Contraception Options for Women Over 40
There's no question that 40 is a milestone birthday. It's a midlife point—a time to reflect, evaluate, consider, think. Is this the right career for you? Are you happy in your marriage or relationship? How are your children turning out? Is it time to have children?
But as you muse upon the course your life has taken up to now and where you want it to go over the next decade, don't forget to consider one very important component: Contraception. Whether you're finished having children or considering having your first one (don't laugh: in 2005, the birth rates for women 35 and older rose to levels not seen in almost 40 years), the only thing standing between you and the unexpected is your contraception.
Because while you may be moaning about your first gray hairs and the fact that it's suddenly become harder to lose those final (or first) five pounds and you've started paying as much attention to your retirement fund as to your kids' college fund, the reality is that some things really haven't changed very much. We're talking about your fertility—your ability to become pregnant. Yes, it's true that fertility declines with age. However, up to 80 percent of women between 40 and 43 can still get pregnant. In fact, your fertility doesn't end totally until you reach menopause—the day you've gone 12 consecutive months without a period.
Unfortunately, this is a fact that many women your age don't know. One study found that women in their late 30s and early 40s who were still sexually active thought that if they didn't get pregnant, they were infertile. Nope. They were just lucky.
In another study of 55 women with a median age of 72, just 55 percent said their doctor ever discussed sex with them once they turned 40. You can bet that if their doctors weren't talking to these women about sex, they probably weren't talking to them about contraception either.
All of which leads to the somewhat scary statistic you need to know: 29 percent of pregnancies in women 35 to 39 in the United States are unplanned, as are 38 percent of pregnancies in women 40 and older.
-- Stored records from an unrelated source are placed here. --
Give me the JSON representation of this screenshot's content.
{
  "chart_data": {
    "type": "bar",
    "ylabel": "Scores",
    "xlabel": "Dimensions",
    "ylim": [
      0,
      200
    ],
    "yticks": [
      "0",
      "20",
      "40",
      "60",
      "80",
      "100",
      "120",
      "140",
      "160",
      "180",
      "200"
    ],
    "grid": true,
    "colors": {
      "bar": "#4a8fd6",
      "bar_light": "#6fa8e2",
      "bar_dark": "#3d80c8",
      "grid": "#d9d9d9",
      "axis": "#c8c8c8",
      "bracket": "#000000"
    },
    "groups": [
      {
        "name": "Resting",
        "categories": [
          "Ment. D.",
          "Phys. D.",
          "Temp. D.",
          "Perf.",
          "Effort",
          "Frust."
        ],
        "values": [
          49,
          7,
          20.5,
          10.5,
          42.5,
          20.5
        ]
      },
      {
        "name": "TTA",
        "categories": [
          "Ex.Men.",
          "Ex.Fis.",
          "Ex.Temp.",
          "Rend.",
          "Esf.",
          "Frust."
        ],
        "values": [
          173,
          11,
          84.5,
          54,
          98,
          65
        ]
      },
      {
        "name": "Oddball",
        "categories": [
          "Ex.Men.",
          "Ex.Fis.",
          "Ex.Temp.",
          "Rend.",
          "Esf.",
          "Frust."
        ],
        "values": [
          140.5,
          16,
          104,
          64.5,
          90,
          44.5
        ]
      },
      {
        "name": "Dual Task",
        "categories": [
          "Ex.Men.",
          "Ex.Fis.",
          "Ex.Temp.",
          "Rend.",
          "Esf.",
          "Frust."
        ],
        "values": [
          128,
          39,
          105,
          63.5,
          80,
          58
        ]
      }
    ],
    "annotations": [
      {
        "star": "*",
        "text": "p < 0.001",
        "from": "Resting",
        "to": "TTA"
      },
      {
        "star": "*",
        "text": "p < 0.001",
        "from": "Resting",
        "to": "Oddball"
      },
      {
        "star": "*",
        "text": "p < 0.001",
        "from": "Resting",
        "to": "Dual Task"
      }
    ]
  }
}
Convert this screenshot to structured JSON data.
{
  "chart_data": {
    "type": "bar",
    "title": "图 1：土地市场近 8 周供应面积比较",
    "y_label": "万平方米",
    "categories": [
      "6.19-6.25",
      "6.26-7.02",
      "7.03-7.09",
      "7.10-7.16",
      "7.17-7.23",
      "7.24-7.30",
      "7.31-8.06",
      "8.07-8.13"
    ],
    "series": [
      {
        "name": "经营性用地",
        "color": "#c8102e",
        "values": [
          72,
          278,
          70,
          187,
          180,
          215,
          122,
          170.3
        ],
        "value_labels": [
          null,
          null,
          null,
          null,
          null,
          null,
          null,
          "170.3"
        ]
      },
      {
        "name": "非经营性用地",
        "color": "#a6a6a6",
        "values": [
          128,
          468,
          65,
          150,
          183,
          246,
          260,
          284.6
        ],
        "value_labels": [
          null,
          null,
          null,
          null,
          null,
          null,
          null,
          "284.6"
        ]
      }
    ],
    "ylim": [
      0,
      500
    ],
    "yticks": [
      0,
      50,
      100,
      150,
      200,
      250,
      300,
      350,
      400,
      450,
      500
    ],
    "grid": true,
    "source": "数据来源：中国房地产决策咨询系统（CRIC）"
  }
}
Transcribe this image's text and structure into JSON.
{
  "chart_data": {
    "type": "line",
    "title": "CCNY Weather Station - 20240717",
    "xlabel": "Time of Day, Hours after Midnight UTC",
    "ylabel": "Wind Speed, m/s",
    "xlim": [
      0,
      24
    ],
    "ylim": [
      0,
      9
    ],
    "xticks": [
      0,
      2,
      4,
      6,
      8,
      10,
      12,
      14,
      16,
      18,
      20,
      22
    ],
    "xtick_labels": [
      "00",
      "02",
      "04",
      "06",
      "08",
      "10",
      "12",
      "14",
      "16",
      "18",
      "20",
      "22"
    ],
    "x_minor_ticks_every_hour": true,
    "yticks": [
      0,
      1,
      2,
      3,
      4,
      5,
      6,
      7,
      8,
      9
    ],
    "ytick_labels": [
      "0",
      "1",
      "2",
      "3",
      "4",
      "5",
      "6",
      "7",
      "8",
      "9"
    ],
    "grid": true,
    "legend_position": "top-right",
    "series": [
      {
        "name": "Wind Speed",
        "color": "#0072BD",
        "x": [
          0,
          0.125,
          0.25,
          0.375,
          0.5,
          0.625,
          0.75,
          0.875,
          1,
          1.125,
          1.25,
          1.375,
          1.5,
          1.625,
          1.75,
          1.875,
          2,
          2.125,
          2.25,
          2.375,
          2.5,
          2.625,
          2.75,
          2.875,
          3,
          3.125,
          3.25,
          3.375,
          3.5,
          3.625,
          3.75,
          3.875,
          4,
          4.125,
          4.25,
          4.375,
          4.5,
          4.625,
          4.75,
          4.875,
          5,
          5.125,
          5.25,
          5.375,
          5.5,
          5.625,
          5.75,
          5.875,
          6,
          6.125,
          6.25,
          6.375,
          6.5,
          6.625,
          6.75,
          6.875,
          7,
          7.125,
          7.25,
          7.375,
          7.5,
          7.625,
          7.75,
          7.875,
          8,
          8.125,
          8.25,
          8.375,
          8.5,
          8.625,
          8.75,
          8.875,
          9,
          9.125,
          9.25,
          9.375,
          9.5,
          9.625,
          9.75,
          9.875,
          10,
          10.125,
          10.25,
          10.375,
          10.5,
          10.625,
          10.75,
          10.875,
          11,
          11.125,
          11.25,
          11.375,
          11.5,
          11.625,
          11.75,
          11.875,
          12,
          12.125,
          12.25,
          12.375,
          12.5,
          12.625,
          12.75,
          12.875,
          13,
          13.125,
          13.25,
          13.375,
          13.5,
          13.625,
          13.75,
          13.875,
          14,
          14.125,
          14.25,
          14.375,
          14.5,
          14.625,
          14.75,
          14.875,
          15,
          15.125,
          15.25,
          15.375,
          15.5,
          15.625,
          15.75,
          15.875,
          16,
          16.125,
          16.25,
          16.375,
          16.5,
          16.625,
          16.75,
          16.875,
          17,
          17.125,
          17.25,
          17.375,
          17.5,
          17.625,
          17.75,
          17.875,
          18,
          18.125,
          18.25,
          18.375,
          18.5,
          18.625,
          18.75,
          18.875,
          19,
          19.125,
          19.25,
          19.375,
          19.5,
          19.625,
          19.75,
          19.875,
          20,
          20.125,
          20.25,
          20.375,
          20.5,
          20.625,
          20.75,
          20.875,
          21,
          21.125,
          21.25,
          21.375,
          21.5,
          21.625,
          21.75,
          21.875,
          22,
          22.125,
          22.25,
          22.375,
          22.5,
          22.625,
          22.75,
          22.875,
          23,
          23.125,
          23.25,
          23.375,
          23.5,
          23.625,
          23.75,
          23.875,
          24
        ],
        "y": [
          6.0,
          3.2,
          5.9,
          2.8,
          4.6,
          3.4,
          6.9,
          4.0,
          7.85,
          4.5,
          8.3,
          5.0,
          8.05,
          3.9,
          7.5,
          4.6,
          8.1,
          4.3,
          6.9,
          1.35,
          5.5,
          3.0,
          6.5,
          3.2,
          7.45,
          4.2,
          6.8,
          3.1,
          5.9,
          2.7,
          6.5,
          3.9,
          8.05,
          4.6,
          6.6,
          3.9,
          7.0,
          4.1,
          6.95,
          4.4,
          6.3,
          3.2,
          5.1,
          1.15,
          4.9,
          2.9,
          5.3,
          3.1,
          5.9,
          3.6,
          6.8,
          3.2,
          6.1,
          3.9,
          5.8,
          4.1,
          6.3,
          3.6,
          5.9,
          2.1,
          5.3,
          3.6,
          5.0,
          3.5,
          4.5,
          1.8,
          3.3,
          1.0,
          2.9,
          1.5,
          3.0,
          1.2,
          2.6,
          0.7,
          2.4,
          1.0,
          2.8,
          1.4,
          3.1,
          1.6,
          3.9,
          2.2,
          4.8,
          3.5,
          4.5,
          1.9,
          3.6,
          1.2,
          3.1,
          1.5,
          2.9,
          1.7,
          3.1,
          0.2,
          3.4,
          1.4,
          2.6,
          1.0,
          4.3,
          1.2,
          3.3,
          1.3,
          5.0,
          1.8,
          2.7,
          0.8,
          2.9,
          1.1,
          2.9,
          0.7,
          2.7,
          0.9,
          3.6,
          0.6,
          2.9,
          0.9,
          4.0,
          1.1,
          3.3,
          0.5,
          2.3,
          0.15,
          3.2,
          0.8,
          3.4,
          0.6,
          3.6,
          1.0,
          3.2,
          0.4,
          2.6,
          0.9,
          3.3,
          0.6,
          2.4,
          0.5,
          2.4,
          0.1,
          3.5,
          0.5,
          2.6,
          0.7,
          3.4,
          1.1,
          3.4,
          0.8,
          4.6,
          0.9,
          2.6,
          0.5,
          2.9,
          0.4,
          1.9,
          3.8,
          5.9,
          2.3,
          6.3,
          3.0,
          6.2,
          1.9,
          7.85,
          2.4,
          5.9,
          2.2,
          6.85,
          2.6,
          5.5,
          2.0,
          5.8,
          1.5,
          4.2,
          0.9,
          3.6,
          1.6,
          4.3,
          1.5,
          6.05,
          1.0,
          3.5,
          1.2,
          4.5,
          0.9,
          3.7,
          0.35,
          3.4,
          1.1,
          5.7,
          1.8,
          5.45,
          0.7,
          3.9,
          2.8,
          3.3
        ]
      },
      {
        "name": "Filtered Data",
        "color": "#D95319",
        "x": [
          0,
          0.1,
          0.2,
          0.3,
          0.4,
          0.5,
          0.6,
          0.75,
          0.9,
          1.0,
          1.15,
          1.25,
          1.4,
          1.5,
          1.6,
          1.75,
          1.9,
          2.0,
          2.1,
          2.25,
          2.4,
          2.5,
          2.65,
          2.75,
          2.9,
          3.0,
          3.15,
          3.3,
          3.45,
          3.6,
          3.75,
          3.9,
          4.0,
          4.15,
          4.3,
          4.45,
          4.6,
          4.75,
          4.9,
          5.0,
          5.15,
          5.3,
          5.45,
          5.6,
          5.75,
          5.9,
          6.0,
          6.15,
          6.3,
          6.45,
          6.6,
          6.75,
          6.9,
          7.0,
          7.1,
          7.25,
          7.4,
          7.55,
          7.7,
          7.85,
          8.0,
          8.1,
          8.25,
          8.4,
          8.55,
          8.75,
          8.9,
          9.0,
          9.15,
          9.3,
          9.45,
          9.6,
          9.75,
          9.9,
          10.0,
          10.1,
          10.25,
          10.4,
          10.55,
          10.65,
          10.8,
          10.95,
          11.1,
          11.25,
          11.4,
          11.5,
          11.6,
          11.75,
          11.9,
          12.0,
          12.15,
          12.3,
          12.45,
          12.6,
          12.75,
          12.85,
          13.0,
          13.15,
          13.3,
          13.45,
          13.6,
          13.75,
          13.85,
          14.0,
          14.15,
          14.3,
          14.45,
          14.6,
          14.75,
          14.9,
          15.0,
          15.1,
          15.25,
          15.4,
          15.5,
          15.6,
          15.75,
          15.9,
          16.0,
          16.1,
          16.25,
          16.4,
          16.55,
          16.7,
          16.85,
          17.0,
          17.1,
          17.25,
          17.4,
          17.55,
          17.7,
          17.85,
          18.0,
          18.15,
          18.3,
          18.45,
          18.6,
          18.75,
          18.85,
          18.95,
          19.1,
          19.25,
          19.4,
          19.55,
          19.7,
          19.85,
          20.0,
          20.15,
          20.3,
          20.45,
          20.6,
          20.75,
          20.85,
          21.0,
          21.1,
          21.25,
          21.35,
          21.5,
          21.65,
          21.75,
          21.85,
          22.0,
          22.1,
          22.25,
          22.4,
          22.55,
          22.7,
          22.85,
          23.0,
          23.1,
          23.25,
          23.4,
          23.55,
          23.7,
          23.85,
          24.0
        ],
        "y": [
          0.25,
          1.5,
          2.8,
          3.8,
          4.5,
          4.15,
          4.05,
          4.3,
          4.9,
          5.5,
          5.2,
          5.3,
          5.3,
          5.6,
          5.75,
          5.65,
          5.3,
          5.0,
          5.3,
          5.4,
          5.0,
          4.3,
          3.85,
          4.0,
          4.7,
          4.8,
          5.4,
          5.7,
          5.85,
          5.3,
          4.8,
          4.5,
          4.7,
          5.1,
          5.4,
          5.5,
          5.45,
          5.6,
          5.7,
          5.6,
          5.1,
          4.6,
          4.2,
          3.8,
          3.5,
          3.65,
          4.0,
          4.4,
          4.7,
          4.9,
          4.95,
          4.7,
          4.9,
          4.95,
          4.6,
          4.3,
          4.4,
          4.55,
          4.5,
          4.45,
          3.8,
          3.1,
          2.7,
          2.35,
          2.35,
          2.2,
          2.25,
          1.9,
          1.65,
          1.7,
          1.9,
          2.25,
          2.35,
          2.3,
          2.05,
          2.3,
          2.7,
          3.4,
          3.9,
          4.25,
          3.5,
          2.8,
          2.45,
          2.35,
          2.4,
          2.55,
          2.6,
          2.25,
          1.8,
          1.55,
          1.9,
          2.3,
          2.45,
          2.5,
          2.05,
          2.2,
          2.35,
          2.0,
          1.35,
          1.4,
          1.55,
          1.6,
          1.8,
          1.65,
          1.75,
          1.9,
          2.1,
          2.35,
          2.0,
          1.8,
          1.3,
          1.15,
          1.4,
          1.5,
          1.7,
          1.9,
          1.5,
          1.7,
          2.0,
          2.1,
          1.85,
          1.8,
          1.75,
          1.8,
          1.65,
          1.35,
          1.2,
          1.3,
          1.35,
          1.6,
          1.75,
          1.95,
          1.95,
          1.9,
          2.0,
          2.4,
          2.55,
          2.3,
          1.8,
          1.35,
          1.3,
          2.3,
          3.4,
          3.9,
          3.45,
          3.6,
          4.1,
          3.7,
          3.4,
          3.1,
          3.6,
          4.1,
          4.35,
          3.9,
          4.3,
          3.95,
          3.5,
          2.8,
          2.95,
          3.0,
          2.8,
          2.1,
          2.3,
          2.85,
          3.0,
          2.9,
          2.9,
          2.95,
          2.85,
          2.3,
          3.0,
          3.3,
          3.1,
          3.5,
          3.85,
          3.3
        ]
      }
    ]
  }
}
Of those unplanned pregnancies, 56 percent end in abortion.
Bottom line: Even if you're finished with childbearing, you and/or your partner should take precautions to prevent pregnancy.
What to Use
By this point in your life, you've probably been through the contraceptive version of soup to nuts. Birth control pills, IUDs, condoms, jellies, and creams.
So now what do you do?
That depends on your answer to one question: Do you want more children?
If you answered yes, then you need reversible contraption. Your options include:
Birth control pills. Healthy women over 35 can safely use oral contraception, as long as they don't smoke, have normal blood pressure and have no history of cardiovascular disease. In fact, you can keep using it until age 50.
Rings and patches. Other estrogen-based birth control options include NuvaRing, which is inserted into the vagina like a diaphragm with a three-weeks-on-one-week-off schedule; and Ortho Evra, a skin patch embedded with hormones.
Progestogen options. These options include the injection Depo-Provera, the matchstick-sized rod Implanon and the IUD Mirena. All use the hormone progestogen to prevent pregnancy, and all can be used for months (Depo-Provera) or years (Implanon and Mirena).
Nonhormonal options. Copper IUDs, spermicides, the Today Sponge, diaphragms, cervical caps and condoms provide protection without hormones, but none are as effective as hormonal measures. Barely any women 35 and older use barrier methods.
Now, if you answered "no" to the question above, then you might want to consider permanent contraception, either for you or your partner. Female sterilization is the most common form of contraception overall, and the birth control method used most often by women 35 and older. There are two primary forms of female sterilization: the traditional tubal ligation, often called "getting your tubes tied," and fallopian tube occlusion, a minimally invasive nonsurgical procedure. There are two systems approved for permanent contraception: Essure and Adiana. Both involve inserting a small device into your fallopian tube, which then causes tissue to grow and form a permanent barrier that blocks sperm from reaching the egg. The chart below compares tubal ligation and the nonsurgical permanent contraception.
|Tubal Ligation||Nonsurgical Permanent Contraception (Essure, Adiana)|
|What is it?||Surgical procedure. Surgeon makes a small incision through the abdomen, inserts a laparoscope to view the pelvic region and tubes, and either blocks the tubes with a ring or burns or clips them shut.||Nonsurgical procedure. Hysteroscope is used to insert a small device through the vagina, cervix and uterus into the fallopian tube where, over three months, it forms a tissue barrier that prevents sperm from reaching the egg. After three months, a special x-ray is done to make sure your tubes are completely blocked.|
|Where is it performed?||Hospital setting||Physician office|
|What type of anesthesia is required?||General anesthesia||Local anesthesia may be used. General anesthesia is not required, though it may be offered. Discuss your anesthesia options with your physician.|
|What are the risks?||Pain, bleeding, infection and other postsurgical complications, as well as an ectopic, or tubal, pregnancy||Mild to moderate pain after insertion, very small risk of ectopic or tubal pregnancy|
|How long does it take to recover?||Two weeks or more||Within 24 hours|
Of course, you can always insist that it's time he took care of the birth control option and had a vasectomy.
No matter what you choose, just choose. Otherwise, you may find your 40s more, um, interesting than you'd planned!